En comparaison, la pauvreté a continué de croître dans les régions les plus riches du monde capitaliste. Aux États-Unis, selon les chiffres officiels, la pauvreté a augmenté de 4,6 % en 2022, et la pauvreté des enfants a plus que doublé, augmentant de 7,2 %. Selon Oxfam, dans ce pays, le plus riche du monde, près de 40 millions de personnes (11 %) vivent dans la pauvreté. Une enquête récente du Wall Street Journal a révélé que chaque année, des centaines d’enfants meurent ou sont gravement blessés dans les services d’urgence des États-Unis, dont seulement 14 % sont certifiés comme prêts à traiter les enfants. L’Europe a également connu une augmentation alarmante du nombre d’enfants et de familles vivant dans la pauvreté. Selon un rapport du FMI, le nombre d’enfants souffrant de pauvreté dans l’UE a augmenté de 19 % en 2020, soit près d’un million. En Allemagne, l’un des pays les plus riches du monde, le nombre d’Allemands vivant dans l’extrême pauvreté a même augmenté de 40 % en 2019 pour atteindre 11,1 % de la population totale ; 13,8 millions d’Allemands vivent dans la pauvreté ou risquent de passer sous le seuil de pauvreté. En France, selon Oxfam, au moins 17 % de la population vit sous le seuil de pauvreté monétaire (alimentation et énergie).
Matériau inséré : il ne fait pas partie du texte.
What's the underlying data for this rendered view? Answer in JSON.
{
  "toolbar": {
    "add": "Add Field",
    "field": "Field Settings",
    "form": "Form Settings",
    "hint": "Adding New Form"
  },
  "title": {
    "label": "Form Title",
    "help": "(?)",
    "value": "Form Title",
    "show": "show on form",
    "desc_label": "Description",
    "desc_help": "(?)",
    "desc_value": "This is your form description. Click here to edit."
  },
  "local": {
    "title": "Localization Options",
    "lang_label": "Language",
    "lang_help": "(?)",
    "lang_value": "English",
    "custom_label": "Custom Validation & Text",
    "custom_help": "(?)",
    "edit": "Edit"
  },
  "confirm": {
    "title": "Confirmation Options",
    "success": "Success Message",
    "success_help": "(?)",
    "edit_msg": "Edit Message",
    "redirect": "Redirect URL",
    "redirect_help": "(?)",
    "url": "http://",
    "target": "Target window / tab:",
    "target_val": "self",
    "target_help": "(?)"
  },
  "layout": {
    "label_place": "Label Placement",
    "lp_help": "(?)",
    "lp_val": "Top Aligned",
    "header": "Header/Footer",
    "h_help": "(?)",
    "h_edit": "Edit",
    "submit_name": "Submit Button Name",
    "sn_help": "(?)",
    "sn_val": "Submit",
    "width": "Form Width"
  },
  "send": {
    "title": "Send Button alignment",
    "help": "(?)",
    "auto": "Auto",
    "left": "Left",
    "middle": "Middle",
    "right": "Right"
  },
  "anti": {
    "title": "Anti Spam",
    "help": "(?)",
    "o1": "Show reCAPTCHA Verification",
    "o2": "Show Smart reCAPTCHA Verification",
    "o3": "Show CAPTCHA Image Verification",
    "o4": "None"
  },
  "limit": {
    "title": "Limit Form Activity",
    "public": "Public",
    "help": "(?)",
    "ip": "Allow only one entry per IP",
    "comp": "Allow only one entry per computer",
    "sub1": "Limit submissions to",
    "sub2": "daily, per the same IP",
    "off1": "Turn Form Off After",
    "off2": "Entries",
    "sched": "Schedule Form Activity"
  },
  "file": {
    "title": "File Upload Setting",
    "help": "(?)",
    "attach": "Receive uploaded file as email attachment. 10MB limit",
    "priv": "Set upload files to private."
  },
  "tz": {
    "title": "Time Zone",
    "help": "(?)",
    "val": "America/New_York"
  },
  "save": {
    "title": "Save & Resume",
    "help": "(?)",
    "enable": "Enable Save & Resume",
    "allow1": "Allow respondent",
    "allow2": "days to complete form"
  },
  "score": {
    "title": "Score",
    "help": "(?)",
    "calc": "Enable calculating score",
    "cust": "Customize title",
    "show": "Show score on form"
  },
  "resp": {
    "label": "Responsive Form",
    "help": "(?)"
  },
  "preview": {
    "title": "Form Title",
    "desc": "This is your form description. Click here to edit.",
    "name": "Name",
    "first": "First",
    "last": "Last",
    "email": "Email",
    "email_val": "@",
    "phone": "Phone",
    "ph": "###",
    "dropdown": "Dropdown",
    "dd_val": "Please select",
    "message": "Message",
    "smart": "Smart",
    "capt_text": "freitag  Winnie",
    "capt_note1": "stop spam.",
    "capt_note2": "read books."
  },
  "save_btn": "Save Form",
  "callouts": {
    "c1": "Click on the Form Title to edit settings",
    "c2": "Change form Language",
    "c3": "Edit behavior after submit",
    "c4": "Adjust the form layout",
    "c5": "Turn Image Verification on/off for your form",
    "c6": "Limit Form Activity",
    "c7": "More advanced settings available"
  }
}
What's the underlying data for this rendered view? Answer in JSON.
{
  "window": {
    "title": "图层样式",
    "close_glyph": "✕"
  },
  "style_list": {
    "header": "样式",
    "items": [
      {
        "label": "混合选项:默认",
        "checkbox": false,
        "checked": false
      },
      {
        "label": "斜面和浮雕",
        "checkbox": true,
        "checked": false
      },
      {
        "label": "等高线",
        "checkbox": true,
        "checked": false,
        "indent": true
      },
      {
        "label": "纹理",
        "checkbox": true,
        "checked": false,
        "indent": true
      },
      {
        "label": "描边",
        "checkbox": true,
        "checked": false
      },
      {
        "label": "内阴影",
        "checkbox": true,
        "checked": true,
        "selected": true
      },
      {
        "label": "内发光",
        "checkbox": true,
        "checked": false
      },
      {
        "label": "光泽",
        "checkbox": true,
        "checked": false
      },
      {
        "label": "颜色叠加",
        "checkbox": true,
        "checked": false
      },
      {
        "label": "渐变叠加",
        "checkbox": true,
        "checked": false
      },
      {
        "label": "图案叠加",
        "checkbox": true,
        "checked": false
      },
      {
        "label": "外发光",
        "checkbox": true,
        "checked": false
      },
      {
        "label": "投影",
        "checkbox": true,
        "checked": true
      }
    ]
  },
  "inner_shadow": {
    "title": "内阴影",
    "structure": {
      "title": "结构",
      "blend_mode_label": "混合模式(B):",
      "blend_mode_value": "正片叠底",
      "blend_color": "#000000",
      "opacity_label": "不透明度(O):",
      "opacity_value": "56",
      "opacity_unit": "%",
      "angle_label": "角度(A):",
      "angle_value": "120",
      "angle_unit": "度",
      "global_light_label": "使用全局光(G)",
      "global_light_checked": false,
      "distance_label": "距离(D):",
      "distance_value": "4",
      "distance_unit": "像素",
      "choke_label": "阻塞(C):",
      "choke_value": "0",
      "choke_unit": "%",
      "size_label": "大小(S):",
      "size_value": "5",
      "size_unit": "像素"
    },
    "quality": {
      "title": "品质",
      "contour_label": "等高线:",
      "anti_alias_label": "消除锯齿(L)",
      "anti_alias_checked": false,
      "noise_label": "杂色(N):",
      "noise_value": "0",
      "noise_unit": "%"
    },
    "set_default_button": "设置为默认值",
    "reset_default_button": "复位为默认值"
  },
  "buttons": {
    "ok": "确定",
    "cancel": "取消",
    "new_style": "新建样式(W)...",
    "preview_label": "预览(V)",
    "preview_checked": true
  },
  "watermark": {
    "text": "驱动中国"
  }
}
Même la Banque mondiale a admis que la Chine est devenue le plus grand contributeur à la réduction de la pauvreté dans le contexte mondial. Selon ses chiffres de 2022, la Chine a contribué à environ trois quarts de la réduction de la pauvreté dans le monde.

La forme que prendra le nouvel ordre mondial qui se dessine reste à déterminer. Il existe déjà des instruments juridiques internationaux qui peuvent donner un sens à l’action collective en faveur d’un changement radical, notamment la Déclaration sur le droit au développement des Nations unies de 1986.

Dans quelques jours, nous commémorerons le 74e anniversaire de la fondation de la République populaire de Chine. Le 1er octobre 1949, à 15 heures, dans son discours de proclamation, le président Mao Zedong a déclaré : « Nous, les 475 millions de Chinois, nous sommes maintenant debout et l’avenir de notre nation est infiniment lumineux ». Lors de notre visite à Qingdao ce week-end, nous avons pu constater par nous-mêmes les réalisations spectaculaires du peuple chinois et nous avons été frappés par la confiance que votre dirigeant fondateur avait en son peuple.

En retournant demain dans nos pays respectifs, nous emporterons avec nous l’image inspirante d’un peuple qui a une vision humaine et s’est engagé à construire une communauté maritime avec un avenir commun. Il nous appartient maintenant de veiller à ce que l’équilibre des forces penche en faveur de l’humanité ! Celui qui n’a pas d’objectifs ne risque pas de les atteindre.

Tamara KUNANAYAKAM

* Tamara Kunanayakam a été Présidente du Groupe de travail intergouvernemental de l’ONU sur le Droit au Développement, ancienne Ambassadrice et représentante permanente du Sri Lanka auprès des Nations Unies.